If an aqueous solution of #"Mg"("OH")_2# had a #"pH"# of #10.52# at #25^@ "C"#, what is the solubility of #"Mg"^(2+)#?

Given #"pH of Mg(OH)"_2 = 10.52#

#pOH = 14-10.52#

#"pOH of Mg(OH)"_2 = 14-10.52#

#"pOH of Mg(OH)"_2 = 3.48#

#("moles of OH")/("Liter") = 10^(-pOH)#

#("moles of OH")/("Liter") = 10^(-3.48)#

#(3.31xx10^-4 "moles of OH")/("Liter")#

From the chemical formula, we observe that there are 2 moles of OH for every mole of #"Mg(OH)"_2#

#(3.31xx10^-4" moles of OH")/"Liter"(1" mole of Mg(OH)"_2)/(2" moles of OH") = (1.66xx10^-4" moles of Mg(OH)"_2)/"Liter"#

Moles per Liter is the same as molarity.

I got #1.64 xx 10^(-4) "M"#.

Since #"Mg"("OH")_2# is placed into water, the #["H"^(+)]# we observe is within the context of the autoionization of water

#K_w = ["H"^(+)]["OH"^(-)] = 10^(-14)# at #25^@ "C"#

for

#"H"_2"O" rightleftharpoons "H"^(+)(aq) + "OH"^(-)(aq)#.

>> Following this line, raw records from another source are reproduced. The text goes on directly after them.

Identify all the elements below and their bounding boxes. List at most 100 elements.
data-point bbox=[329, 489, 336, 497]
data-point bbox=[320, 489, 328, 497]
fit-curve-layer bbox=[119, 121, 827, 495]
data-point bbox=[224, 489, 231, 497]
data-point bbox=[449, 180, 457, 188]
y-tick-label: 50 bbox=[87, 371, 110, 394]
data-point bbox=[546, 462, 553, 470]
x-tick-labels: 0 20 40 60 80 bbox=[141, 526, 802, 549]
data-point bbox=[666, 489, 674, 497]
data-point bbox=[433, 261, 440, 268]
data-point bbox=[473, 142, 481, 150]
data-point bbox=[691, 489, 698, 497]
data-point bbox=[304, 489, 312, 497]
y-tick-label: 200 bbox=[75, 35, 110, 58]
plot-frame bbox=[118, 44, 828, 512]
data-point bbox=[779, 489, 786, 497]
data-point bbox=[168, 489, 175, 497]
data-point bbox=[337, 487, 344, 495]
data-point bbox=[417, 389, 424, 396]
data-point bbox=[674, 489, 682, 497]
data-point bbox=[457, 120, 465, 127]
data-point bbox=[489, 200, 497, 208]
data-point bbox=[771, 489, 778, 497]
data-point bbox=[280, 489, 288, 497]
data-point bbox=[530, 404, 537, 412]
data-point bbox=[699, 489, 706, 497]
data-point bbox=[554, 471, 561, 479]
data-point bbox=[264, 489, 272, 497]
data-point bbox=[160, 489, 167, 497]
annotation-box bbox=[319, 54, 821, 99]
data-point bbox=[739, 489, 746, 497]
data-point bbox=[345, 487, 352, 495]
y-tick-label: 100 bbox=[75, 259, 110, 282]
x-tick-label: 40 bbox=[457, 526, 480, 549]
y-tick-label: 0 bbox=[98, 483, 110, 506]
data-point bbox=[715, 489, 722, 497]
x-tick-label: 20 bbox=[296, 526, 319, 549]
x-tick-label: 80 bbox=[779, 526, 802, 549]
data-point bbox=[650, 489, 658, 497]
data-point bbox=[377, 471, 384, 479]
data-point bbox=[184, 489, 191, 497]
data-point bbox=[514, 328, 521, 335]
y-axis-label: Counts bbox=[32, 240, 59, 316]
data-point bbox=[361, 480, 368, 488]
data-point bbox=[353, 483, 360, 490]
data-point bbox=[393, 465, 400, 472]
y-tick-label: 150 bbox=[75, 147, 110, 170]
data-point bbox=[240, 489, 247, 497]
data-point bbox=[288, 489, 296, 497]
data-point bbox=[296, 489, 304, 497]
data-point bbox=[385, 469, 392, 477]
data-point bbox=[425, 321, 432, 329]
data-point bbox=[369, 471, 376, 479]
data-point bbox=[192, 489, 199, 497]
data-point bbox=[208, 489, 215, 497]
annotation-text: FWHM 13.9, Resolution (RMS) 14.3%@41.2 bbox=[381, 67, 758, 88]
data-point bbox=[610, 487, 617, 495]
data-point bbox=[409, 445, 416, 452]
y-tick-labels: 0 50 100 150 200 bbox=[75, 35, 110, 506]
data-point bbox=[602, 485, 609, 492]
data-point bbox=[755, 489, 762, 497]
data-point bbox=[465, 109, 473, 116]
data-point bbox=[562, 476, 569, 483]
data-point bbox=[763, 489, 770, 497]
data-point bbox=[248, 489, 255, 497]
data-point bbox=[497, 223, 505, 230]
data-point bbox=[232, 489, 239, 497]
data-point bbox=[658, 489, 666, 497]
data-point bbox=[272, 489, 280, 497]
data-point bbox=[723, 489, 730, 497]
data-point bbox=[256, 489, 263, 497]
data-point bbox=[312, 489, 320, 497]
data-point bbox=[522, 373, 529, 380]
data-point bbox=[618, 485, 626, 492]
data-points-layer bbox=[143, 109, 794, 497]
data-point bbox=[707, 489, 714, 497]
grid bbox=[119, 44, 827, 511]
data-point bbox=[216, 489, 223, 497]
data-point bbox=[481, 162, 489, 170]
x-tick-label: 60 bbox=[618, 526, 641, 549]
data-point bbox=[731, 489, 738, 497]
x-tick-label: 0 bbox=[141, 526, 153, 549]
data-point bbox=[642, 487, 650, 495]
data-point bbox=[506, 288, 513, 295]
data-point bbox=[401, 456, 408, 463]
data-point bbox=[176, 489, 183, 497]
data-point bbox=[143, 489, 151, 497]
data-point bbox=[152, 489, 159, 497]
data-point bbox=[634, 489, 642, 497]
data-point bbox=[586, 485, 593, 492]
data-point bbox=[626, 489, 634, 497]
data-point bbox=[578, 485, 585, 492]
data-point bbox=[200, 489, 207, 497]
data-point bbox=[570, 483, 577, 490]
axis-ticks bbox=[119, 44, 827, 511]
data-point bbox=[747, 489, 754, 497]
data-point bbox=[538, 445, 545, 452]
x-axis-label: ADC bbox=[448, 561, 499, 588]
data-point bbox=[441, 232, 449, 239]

Recall the definition of #"pH"#:

#"pH" = -log["H"^(+)]#

And so, first one can find the molar concentration of #"H"^(+)# in solution at #25^@ "C"#:

#["H"^(+)] = 10^(-"pH") = 10^(-10.52) "M"#

Consequently, one can obtain the molar concentration of hydroxide:

#["OH"^(-)] = K_w/(["H"^(+)]) = (10^(-14) "M"^2)/(10^(-10.52) "M")#

#= 10^(-3.48) "M"#

The dissociation of magnesium hydroxide is:

#"Mg"("OH")_2(s) stackrel("H"_2"O"(l))(rightleftharpoons) "Mg"^(2+)(aq) + 2"OH"^(-)(aq)#

The #"Mg"("OH")_2# is NOT a strong base (it is less soluble in water than #"AgCl"#!), so we may need to already know that for #"Mg"("OH")_2#,

#K_(sp) = 1.8 xx 10^(-11)#.

And so, its equilibrium mass action expression is:

#K_(sp) = ["Mg"^(2+)]["OH"^(-)]^2#

#= 1.8 xx 10^(-11) = ["Mg"^(2+)] (10^(-3.48) "M")^2#

Since #"Mg"^(2+)# is #1:1# with #"Mg"("OH")_2(s)#, we have:

#color(blue)(["Mg"("OH")_2(aq)] -= ["Mg"^(2+)]) = K_(sp)/(["OH"^(-)])^2#

#= (1.8 xx 10^(-11))/((10^(-3.48) "M")^2)#

#= color(blue)(1.64 xx 10^(-4) "M")#

METHOD CHECK

Now suppose we also tried by another method without knowing the #K_(sp)#; since we know #["OH"^(-)]# and that #"OH"^(-)# is #2:1# with #"Mg"("OH")_2(aq)#, we could also recognize that

#color(blue)(["Mg"("OH")_2(aq)]) = ["OH"^(-)] xx ("1 mol Mg"("OH")_2(aq))/("2 mol OH"^(-))#

#= 1/2 (10^(-3.48) "M")#

#= color(blue)(1.66 xx 10^(-4) "M")#

which is also quite close to what we got with the first method.